Einhergehend und ergänzend dazu sollte die Sanierung der 3 Harzgeröder Teiche, die als Klärteiche bisher zweckentfremdet genutzt waren, erfolgen.
Damit wäre das vom Höhensattel westlich aus der Stadt Harzgerode abfließende Regenwasser gepuffert.
Unter Beachtung der damit erreichbaren Rückhaltekapazität ist das Stauwerk im Selketal nachweislich nicht mehr notwendig !
Für uns ist es daher sehr befremdlich, dass offenkundig die Bürgermeister der Orte in der Selkeaue des Harzvorlandes überhaupt nicht über die Ergebnisse der vorhergehenden Beratungen durch die Vertreter des Landesbetriebes informiert wurden und somit die v.g. nutzbringenden Möglichkeiten verschwiegen wurden. Denn wie sonst ist es zu erklären, dass Orte wie Meisdorf, die nur vom und mit dem unverbauten Selketal, durch die landschaftliche Vielfalt, Eigenart und Schönheit somit auch von der großen touristischen Bedeutung profitieren, sich diese (einzige?!) Möglichkeit verbauen lassen wollen.
Eine weitere Realität besteht darin, dass die angrenzenden Ackerflächen um die Orte im Harzvorland von der Flächenausdehnung her etwa genau doppelt so groß sind wie das gesamte Selketal. Als jeweilige Auftrefffläche des Regenwassers gesehen, also daher logischerweise etwa die doppelte Menge an Wasser hier von diesen Flächen kommt, damit unmittelbar an und in den Ortslagen mehr oder minder schnell (teilweise auch noch begünstigt durch Melioration) sich sofort in die Selke ergießt und versucht dort abzufließen.
Zum anderen ist ebenfalls bekannt, dass ein Waldgebiet ein Vielfaches mehr an natürlichem Speichervermögen aufweist als ein bearbeiteter Ackerboden im Harzvorland.
Also, die Verweildauer ebenfalls sich damit gravierend unterscheidet.
Regenwasserspeicherung und –nutzung hierzulande bisher fast ein Fremdwort und wird in keinster Weise beachtet oder womöglich gefördert.
Warum eigentlich ist das hier so?
Damit würden ebenfalls enorme Mengen bei der hohen Versiegelungsdichte der Oberflächen in den Ortslagen aufgefangen werden und somit zurückgehalten vom Abfließen über die Bäche in die Selke.

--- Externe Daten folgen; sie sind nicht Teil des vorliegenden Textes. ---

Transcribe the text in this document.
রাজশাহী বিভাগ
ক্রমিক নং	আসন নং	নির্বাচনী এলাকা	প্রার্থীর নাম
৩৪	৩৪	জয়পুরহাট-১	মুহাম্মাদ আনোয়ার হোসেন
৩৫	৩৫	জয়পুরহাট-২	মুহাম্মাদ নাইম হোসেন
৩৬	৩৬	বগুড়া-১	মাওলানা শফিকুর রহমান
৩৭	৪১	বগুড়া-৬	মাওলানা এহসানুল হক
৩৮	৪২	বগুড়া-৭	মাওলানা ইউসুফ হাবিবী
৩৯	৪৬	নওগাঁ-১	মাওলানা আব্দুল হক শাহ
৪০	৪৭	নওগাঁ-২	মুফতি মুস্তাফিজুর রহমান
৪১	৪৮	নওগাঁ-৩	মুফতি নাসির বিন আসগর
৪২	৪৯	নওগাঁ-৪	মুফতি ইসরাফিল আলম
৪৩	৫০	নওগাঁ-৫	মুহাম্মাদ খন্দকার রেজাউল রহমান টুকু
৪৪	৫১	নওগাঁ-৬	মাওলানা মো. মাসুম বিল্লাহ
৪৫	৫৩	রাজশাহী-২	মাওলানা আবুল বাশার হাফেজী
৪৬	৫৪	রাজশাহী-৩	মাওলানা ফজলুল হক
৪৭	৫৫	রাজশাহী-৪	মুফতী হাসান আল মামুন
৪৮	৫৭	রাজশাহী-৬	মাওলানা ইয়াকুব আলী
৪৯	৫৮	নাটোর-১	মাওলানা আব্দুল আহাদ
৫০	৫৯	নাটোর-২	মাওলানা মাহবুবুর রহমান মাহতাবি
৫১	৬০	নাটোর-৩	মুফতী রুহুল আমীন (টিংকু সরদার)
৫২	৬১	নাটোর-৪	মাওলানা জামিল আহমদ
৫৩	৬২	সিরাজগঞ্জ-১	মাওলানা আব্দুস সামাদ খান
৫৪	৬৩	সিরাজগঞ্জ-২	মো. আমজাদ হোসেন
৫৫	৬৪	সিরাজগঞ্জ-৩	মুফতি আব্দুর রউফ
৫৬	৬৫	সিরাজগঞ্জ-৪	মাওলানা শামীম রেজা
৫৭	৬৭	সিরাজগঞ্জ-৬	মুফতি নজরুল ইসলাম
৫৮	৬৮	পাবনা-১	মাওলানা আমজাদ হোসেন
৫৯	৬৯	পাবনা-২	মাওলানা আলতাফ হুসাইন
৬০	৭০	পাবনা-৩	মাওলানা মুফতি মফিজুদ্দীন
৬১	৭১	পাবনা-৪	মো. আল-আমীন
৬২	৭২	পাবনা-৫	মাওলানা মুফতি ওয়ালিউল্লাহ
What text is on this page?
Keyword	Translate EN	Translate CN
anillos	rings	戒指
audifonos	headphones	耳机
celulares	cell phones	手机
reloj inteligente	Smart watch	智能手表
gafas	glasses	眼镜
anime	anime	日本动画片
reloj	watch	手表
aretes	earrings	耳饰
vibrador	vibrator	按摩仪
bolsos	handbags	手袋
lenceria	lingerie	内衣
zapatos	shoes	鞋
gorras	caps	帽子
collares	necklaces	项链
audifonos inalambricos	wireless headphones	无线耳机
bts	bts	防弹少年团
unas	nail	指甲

Wir sind nicht gegen einen notwendigen Hochwasserschutz.
Dieser muss jedoch differenziert und für unsere Region angepasst sein.
Dazu beitragen kann direkt auch die Verminderung der Flächenversiegelung und die Bewahrung von Retentionsräumen d.h. auch im konkreten die Nichtakzeptierbarkeit der Ausweisung von Bauland in bisherigen Überschwemmungsbereichen.

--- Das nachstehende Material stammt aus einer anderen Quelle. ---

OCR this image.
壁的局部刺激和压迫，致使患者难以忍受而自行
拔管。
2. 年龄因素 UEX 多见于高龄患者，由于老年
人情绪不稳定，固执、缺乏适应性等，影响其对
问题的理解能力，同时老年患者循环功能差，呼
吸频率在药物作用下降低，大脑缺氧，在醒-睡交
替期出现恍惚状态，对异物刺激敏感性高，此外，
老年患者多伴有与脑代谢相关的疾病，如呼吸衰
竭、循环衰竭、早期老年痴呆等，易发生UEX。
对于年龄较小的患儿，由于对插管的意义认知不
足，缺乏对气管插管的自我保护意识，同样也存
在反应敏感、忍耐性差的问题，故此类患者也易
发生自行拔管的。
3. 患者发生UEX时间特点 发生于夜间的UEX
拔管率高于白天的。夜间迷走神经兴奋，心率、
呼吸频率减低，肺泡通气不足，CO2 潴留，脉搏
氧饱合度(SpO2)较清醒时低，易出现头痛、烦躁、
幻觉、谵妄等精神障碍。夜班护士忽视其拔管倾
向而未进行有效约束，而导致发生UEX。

Das Hochwasser vom 13. April 1994 ist uns noch in Erinnerung, die Flutkatastrophe im August 2002 in Sachsen und Thüringen weiter vor Augen.
Einen 100 %igen Hochwasserschutz gibt es nicht !
Mit dem für das Selketal bestätigten Hochwasseraktionsplan wird versucht, an der Wirkung herumzudeuteln und nicht wie dabei dringend notwendig den Ursachen entgegen zu wirken.
In anderen Bundesländern, so in Nordrhein-Westfalen, gibt es seit 1996 eine Novellierung des Wassergesetzes. Dort wird Regenwassernutzung und damit Regenwasserrückhaltung im Entstehungsbereich finanziell gefördert.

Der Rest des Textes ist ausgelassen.